The beat goes on. The beat goes on. Goes on. Goes on.

I asked people to rearrange themselves in the space by time, with the oldest elements at one end and the most recent at the other. The representatives found their places without words. The man beating his chest became the father of the slave woman. They were reunited and embraced with tears. A woman representing the Native Americans found her father in the land that was the cotton field. The Scottish and African ancestors found their daughter, the woman with the lighter complexion. Words were whispered; I stood away and did not hear them, honoring the sacred quality of the moment.

The beat rose in intensity with more people contributing sounds and percussions. Someone began to sing, followed by others. People danced. The Constellation transitioned into beat, movement, and music. Already, well past our allotted time, I brought the experience to a close.
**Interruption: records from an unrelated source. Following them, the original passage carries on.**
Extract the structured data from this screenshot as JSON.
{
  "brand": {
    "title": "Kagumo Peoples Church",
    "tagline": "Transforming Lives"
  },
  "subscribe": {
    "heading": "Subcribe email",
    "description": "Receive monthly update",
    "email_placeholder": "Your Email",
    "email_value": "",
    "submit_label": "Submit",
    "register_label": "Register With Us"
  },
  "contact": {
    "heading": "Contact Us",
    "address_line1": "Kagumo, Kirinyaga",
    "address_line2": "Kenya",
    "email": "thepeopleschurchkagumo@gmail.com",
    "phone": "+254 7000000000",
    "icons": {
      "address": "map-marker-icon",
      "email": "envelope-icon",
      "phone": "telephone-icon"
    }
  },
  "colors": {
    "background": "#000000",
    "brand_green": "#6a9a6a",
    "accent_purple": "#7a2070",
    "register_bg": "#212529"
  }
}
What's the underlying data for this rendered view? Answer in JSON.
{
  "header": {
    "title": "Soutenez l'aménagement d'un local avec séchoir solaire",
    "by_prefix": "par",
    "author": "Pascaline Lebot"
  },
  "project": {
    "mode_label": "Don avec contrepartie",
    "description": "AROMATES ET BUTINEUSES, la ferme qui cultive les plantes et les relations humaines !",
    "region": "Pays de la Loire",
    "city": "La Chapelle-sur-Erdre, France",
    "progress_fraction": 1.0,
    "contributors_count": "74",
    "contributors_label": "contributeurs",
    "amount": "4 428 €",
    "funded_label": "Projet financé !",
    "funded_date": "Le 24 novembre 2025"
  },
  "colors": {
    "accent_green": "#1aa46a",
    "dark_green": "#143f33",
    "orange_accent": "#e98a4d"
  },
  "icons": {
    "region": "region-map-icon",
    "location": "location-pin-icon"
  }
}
The process continued after it ended. An African American woman who had stayed in her chair became very upset. She was speaking for herself, but also could be understood to be in resonance with the mind of the Constellation, expressing feelings that lived in her, but were much older and larger than her. She was the future, the unborn, who no one wanted to see. Two elders tended to her while I sat close by and listened. I told her that I had been looking for her the entire time, but had not recognized her because of my own blind spot. I asked her, what did she want me to know? She responded, “Just listen to me.”

Belvie Rooks is collecting comments and impressions about the workshop from participants. We will post some of them here with the permission of their authors.